The Back Side of the Cross, Diane Leclerc and Brent Peterson, foreword by Lynn Bohecker. Eugene: Cascade Books, 2022.
Summary: A look at the models of the atonement from the back side of the cross, where those abused and abandoned are found, exploring how Jesus died not only for sinners but the sinned against.
Often the atoning work of Jesus on the cross is framed in terms of Jesus death for sinners. Sometimes, this only adds to the burdens of the abused and abandoned, who believe that God is joining the chorus of those heaping blame and shame upon them. The authors of this work consider such people as living on the back side of the cross and what they seek to do is to re-frame the doctrine of the atonement in ways that offer hope and healing for the abused. They do so without tossing out the different models of the atonement but considering ways. Substitutionary atonement means a substitute victim, one who endured abuse and abandonment, violence and scapegoating, nakedness and shame. The cross reveals God’s justice toward those who oppress. Christus Victor offers the hope of justice.
The cross speaks powerfully to abandonment, how the Godhead experiences both abandoning and abandonment. The nakedness and shaming of Jesus (in reality, there were no loinclothes on the crucified), offers hope that God in Christ has entered into these dimensions of the abused. And the resurrection offers the hope of reviving grace, adoption as the beloved of God, the mending of wounds.
One of the chapters that may be challenging is the idea of forgiving God. The abuser struggles with the question of “where was God when they were being abused?” They cried out, and God didn’t save them from their abuser. The back side of the cross becomes the place where God’s “guilt” is addressed and also taken on God’s self in Christ. It allows the possibility of forgiving God.
While we are speaking of forgiveness, the authors discuss the pressure the abused often face to forgive their abuser. They argue there is no true forgiveness without repentance and confession on the abuser’s part. Also, while scripture teaches forgiveness, the authors speak of the long road to forgiveness, one involving their own healing in Christ, and growing in their assurance of the love of Christ. Hasty forgiveness often fails to get at the root of the abuse or wrong and actually further victimizes the victims of abuse, something the church has often done. This chapter may well be one of the most important in the book.

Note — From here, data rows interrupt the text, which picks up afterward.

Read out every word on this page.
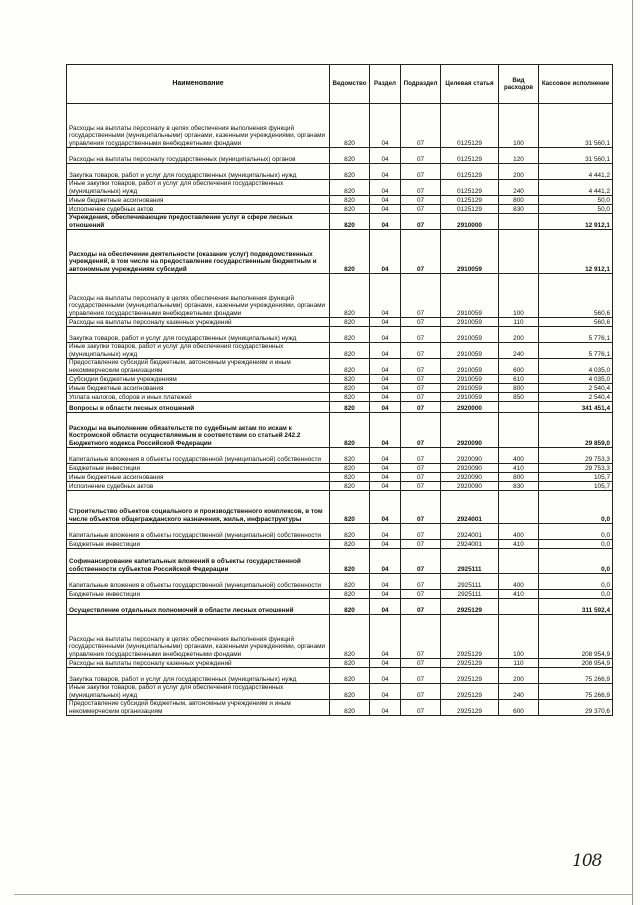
Наименование	Ведомство	Раздел	Подраздел	Целевая статья	Вид расходов	Кассовое исполнение
Расходы на выплаты персоналу в целях обеспечения выполнения функций государственными (муниципальными) органами, казенными учреждениями, органами управления государственными внебюджетными фондами	820	04	07	0125129	100	31 560,1
Расходы на выплаты персоналу государственных (муниципальных) органов	820	04	07	0125129	120	31 560,1
Закупка товаров, работ и услуг для государственных (муниципальных) нужд	820	04	07	0125129	200	4 441,2
Иные закупки товаров, работ и услуг для обеспечения государственных (муниципальных) нужд	820	04	07	0125129	240	4 441,2
Иные бюджетные ассигнования	820	04	07	0125129	800	50,0
Исполнение судебных актов	820	04	07	0125129	830	50,0
Учреждения, обеспечивающие предоставление услуг в сфере лесных отношений	820	04	07	2910000		12 912,1
Расходы на обеспечение деятельности (оказание услуг) подведомственных учреждений, в том числе на предоставление государственным бюджетным и автономным учреждениям субсидий	820	04	07	2910059		12 912,1
Расходы на выплаты персоналу в целях обеспечения выполнения функций государственными (муниципальными) органами, казенными учреждениями, органами управления государственными внебюджетными фондами	820	04	07	2910059	100	560,6
Расходы на выплаты персоналу казенных учреждений	820	04	07	2910059	110	560,6
Закупка товаров, работ и услуг для государственных (муниципальных) нужд	820	04	07	2910059	200	5 776,1
Иные закупки товаров, работ и услуг для обеспечения государственных (муниципальных) нужд	820	04	07	2910059	240	5 776,1
Предоставление субсидий бюджетным, автономным учреждениям и иным некоммерческим организациям	820	04	07	2910059	600	4 035,0
Субсидии бюджетным учреждениям	820	04	07	2910059	610	4 035,0
Иные бюджетные ассигнования	820	04	07	2910059	800	2 540,4
Уплата налогов, сборов и иных платежей	820	04	07	2910059	850	2 540,4
Вопросы в области лесных отношений	820	04	07	2920000		341 451,4
Расходы на выполнение обязательств по судебным актам по искам к Костромской области осуществляемым в соответствии со статьей 242.2 Бюджетного кодекса Российской Федерации	820	04	07	2920090		29 859,0
Капитальные вложения в объекты государственной (муниципальной) собственности	820	04	07	2920090	400	29 753,3
Бюджетные инвестиции	820	04	07	2920090	410	29 753,3
Иные бюджетные ассигнования	820	04	07	2920090	800	105,7
Исполнение судебных актов	820	04	07	2920090	830	105,7
Строительство объектов социального и производственного комплексов, в том числе объектов общегражданского назначения, жилья, инфраструктуры	820	04	07	2924001		0,0
Капитальные вложения в объекты государственной (муниципальной) собственности	820	04	07	2924001	400	0,0
Бюджетные инвестиции	820	04	07	2924001	410	0,0
Софинансирование капитальных вложений в объекты государственной собственности субъектов Российской Федерации	820	04	07	2925111		0,0
Капитальные вложения в объекты государственной (муниципальной) собственности	820	04	07	2925111	400	0,0
Бюджетные инвестиции	820	04	07	2925111	410	0,0
Осуществление отдельных полномочий в области лесных отношений	820	04	07	2925129		311 592,4
Расходы на выплаты персоналу в целях обеспечения выполнения функций государственными (муниципальными) органами, казенными учреждениями, органами управления государственными внебюджетными фондами	820	04	07	2925129	100	208 954,9
Расходы на выплаты персоналу казенных учреждений	820	04	07	2925129	110	208 954,9
Закупка товаров, работ и услуг для государственных (муниципальных) нужд	820	04	07	2925129	200	75 266,9
Иные закупки товаров, работ и услуг для обеспечения государственных (муниципальных) нужд	820	04	07	2925129	240	75 266,9
Предоставление субсидий бюджетным, автономным учреждениям и иным некоммерческим организациям	820	04	07	2925129	600	29 370,6
108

The book concludes with three chapters of pastoral resources. One is the importance of the church in advocating for children and implementing practices that protect children. The second explores the practice of lament, rare in many of our churches and so important in the healing of the abused and abandoned. The third chapter offers liturgical resources including ways the eucharist can signal Christ’s welcome and healing for the abused and abandoned.
This book is valuable in two ways. Unlike some who worked with the abused, this is not a cry to abandon the atonement, labeling it as divine child abuse, but to recognize the ways in which the Triune God has entered into the messiness of abuse and abandonment and the place of the victim at the back side of the cross. It is also a wise book of pastoral counsel in the important work of offering hope and healing for the abused, which begins by allowing them to express the raw feelings, the anger toward God, the sense of betrayal and broken trust. This is substantive theologizing and counsel rather than superficial sugarcoating, that faces the hard theological questions of abuse.
Disclosure of Material Connection: I received a complimentary review copy of this book from the publisher through Speakeasy.